According to Caro, "The main differences are very technical and not easy for users to identify. Some users have an immediate
need for wireless protocol, so that is one benefit for devices conforming to WirelessHART, which will be on the market some
number of months in advance of products that conform to ISA 100.11a. Users needing to augment safety systems, for example,
are installing whatever wireless they can put their hands on for many of these applications simply because they want the functionality
and they are not willing to wait for the standard with the idea that perhaps someday they may go back through those installations
and replace them with something that conforms to their plant standard. Many users, particularly those on the ISA committee,
say that to them the early availability of wireless devices is not an advantage. Being first to market doesn't necessarily
mean that it's the one that is going to prevail." In addition, says Caro, "the time and effort being devoted to ISA 100 has
benefits in the information-security area that exceed the requirements for WirelessHART."
Karschnia disagrees. "There are no differences that are important to solving the customers problems, and this is key. It is
like one person saying something in English and another saying it in French. They use the same underlying basics, except
that SP100 has deviated from an IEEE standard [802.5.14], and WirelessHART used the IEEE standard as is."
Ladd says the radios are the same and the frequencies are the same, but there is a difference in how they communicate and
how passwords are established. "WirelessHART only allows join keys or passwords to be keyed in via hard wire, whereas [ISA]

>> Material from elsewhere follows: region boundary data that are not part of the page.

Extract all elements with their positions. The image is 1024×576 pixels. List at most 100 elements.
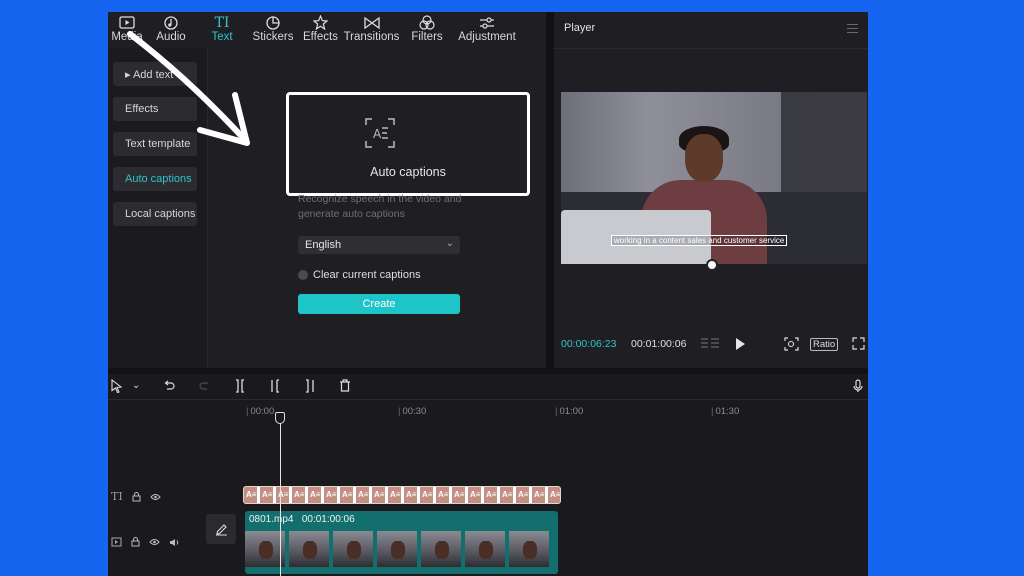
split-left-icon[interactable] [269, 379, 281, 398]
tab-transitions[interactable]: Transitions [343, 12, 400, 48]
caption-segment-label: A≡ [246, 490, 257, 499]
time-ruler[interactable]: | 00:00 | 00:30 | 01:00 | 01:30 [244, 400, 868, 420]
adjustment-icon [479, 14, 495, 31]
ruler-tick: | 00:30 [398, 406, 427, 417]
split-right-icon[interactable] [304, 379, 316, 398]
sidebar-item-local-captions[interactable]: Local captions [113, 202, 197, 226]
caption-segment-label: A≡ [518, 490, 529, 499]
tab-adjustment[interactable]: Adjustment [454, 12, 520, 48]
sidebar-item-label: Auto captions [125, 173, 192, 185]
clip-duration: 00:01:00:06 [301, 514, 355, 525]
tick-label: 00:30 [402, 406, 427, 417]
playhead-line[interactable] [280, 412, 281, 576]
tab-label: Transitions [343, 31, 400, 43]
select-cursor-icon[interactable] [111, 378, 123, 398]
video-track-icon [111, 537, 122, 547]
auto-captions-icon: A [365, 118, 395, 148]
sidebar-item-text-template[interactable]: Text template [113, 132, 197, 156]
video-track-controls [111, 537, 180, 547]
svg-text:A: A [373, 127, 382, 141]
eye-icon[interactable] [150, 493, 161, 501]
edit-cover-button[interactable] [206, 514, 236, 544]
clear-captions-checkbox[interactable]: Clear current captions [298, 269, 421, 281]
tick-label: 00:00 [250, 406, 275, 417]
redo-icon[interactable] [199, 379, 211, 397]
audio-icon [164, 14, 178, 31]
tab-filters[interactable]: Filters [400, 12, 454, 48]
caption-track[interactable]: A≡ A≡ A≡ A≡ A≡ A≡ A≡ A≡ A≡ A≡ A≡ A≡ A≡ A≡ A≡ A≡ A≡ A≡ A≡ A≡ [243, 486, 561, 504]
current-time: 00:00:06:23 [561, 338, 617, 350]
video-thumbnail [333, 531, 375, 567]
split-icon[interactable] [234, 379, 246, 398]
text-track-icon: TI [111, 490, 123, 503]
tab-media[interactable]: Media [108, 12, 146, 48]
caption-segment-label: A≡ [294, 490, 305, 499]
caption-overlay[interactable]: working in a content sales and customer … [611, 235, 788, 246]
tab-stickers[interactable]: Stickers [248, 12, 298, 48]
checkbox-icon [298, 270, 308, 280]
ruler-tick: | 00:00 [246, 406, 275, 417]
sidebar-item-effects[interactable]: Effects [113, 97, 197, 121]
microphone-icon[interactable] [853, 379, 863, 398]
caption-segment-label: A≡ [502, 490, 513, 499]
sidebar-item-add-text[interactable]: ▸ Add text [113, 62, 197, 86]
stickers-icon [266, 14, 280, 31]
caption-segment-label: A≡ [326, 490, 337, 499]
transitions-icon [363, 14, 380, 31]
tab-label: Adjustment [458, 31, 516, 43]
fullscreen-icon[interactable] [852, 337, 865, 355]
caption-segment-label: A≡ [310, 490, 321, 499]
video-thumbnail [509, 531, 551, 567]
tab-label: Text [211, 31, 233, 43]
volume-icon[interactable] [169, 538, 180, 547]
menu-icon[interactable] [847, 24, 858, 36]
caption-segment-label: A≡ [470, 490, 481, 499]
caption-segment-label: A≡ [374, 490, 385, 499]
ruler-tick: | 01:30 [711, 406, 740, 417]
clip-header: 0801.mp4 00:01:00:06 [249, 514, 355, 525]
playhead-handle[interactable] [275, 412, 285, 424]
undo-icon[interactable] [163, 379, 175, 397]
caption-segment-label: A≡ [342, 490, 353, 499]
video-preview[interactable]: working in a content sales and customer … [561, 92, 867, 264]
play-icon[interactable] [734, 337, 746, 356]
fit-screen-icon[interactable] [784, 337, 799, 356]
ratio-button[interactable]: Ratio [810, 338, 839, 351]
auto-captions-description: Recognize speech in the video and genera… [298, 193, 462, 220]
text-icon: TI [214, 14, 230, 31]
timeline-grid-icon[interactable] [700, 337, 720, 356]
timeline-toolbar: ⌄ [108, 374, 868, 400]
tab-effects[interactable]: Effects [298, 12, 343, 48]
lock-icon[interactable] [131, 537, 140, 547]
caption-segment-label: A≡ [486, 490, 497, 499]
sidebar-item-label: Text template [125, 138, 191, 150]
delete-icon[interactable] [339, 379, 351, 397]
rotate-handle-icon[interactable] [706, 259, 718, 271]
caption-segment-label: A≡ [422, 490, 433, 499]
effects-icon [313, 14, 328, 31]
chevron-down-icon[interactable]: ⌄ [132, 380, 140, 391]
clip-name: 0801.mp4 [249, 514, 294, 525]
tab-audio[interactable]: Audio [146, 12, 196, 48]
sidebar-item-label: ▸ Add text [125, 68, 174, 81]
tab-label: Audio [156, 31, 186, 43]
video-thumbnail [377, 531, 419, 567]
caption-segment-label: A≡ [406, 490, 417, 499]
video-clip[interactable]: 0801.mp4 00:01:00:06 [245, 511, 558, 574]
tab-label: Stickers [252, 31, 294, 43]
lock-icon[interactable] [132, 491, 141, 502]
capcut-app: Media Audio TI Text Stickers Effects Tra… [108, 12, 868, 576]
video-person-head [685, 134, 723, 182]
divider [554, 48, 868, 49]
video-thumbnail [465, 531, 507, 567]
sidebar-item-auto-captions[interactable]: Auto captions [113, 167, 197, 191]
tab-text[interactable]: TI Text [196, 12, 248, 48]
video-thumbnail [289, 531, 331, 567]
media-icon [119, 14, 135, 31]
auto-captions-title: Auto captions [370, 165, 446, 179]
pencil-icon [215, 523, 227, 536]
language-select[interactable]: English ⌄ [298, 236, 460, 254]
caption-segment-label: A≡ [550, 490, 561, 499]
create-button[interactable]: Create [298, 294, 460, 314]
eye-icon[interactable] [149, 538, 160, 546]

intends to transmit them via wireless. From our standpoint, this could be a security risk. Our standard requires a maintenance
port that is secure and backward compatible to all handheld communicators and PC-based applications that are in the field
today."
Emerson donated a lot of intellectual property to HCF and ISA. "It's the same intellectual property for security, time-synchronized
mesh protocols, and 802.15.4 radios. Both of those standards have adopted those pieces. If you peel back all the noise in
the system, you'll find that they look exactly the same," says Karschnia.
Double standards
ISA 100.11a and WirelessHART are built using the same chip (i.e., the physical layer of the two standards is identical). They
operate at the same frequencies and use the frequencies in approximately the same way. However because of differences in the
upper-layer protocols, they are not compatible. But compatibility is not the same as the ability to coexist. "The biggest
questions that users ask are, 'We know they are not compatible, but can they coexist? Can I have a network of WirelessHART
instruments that I've installed this year and then I go back later on in the same area of the plant and install another network
of ISA 100.11a instruments?" says Caro.
Because the two standards use the same frequency, Caro says they have the potential to interfere with each other. "However,
because we have recognized that the 2.4-GHz spectrum is busy, we have to provide ways for devices to share that spectrum and
to recover from any collisions that may occur. And we have built in the recover mechanisms so that the user generally will
not be required to intervene at all; that is, they will self recover, and the two networks will coexist peacefully within
that same domain. We believe that to be true and we have additional adjustments that can be made to ISA 100, although it is
not clear that any of those things can be done to WirelessHART."
Caro explains that technically, both protocols use a pattern of frequency hopping, and the patterns of frequency hopping are
different. But occasionally they will hop to the same frequency at the same time. The result of that will be collision, an
error message, and then a retry. The retry will occur at a different frequency and because the hopping patterns are different,
then the retry in both cases will be at different frequencies. So there is an automatic recovery mechanism that will enable
the two systems to coexist without the need for elegant software tools to adjust the networks.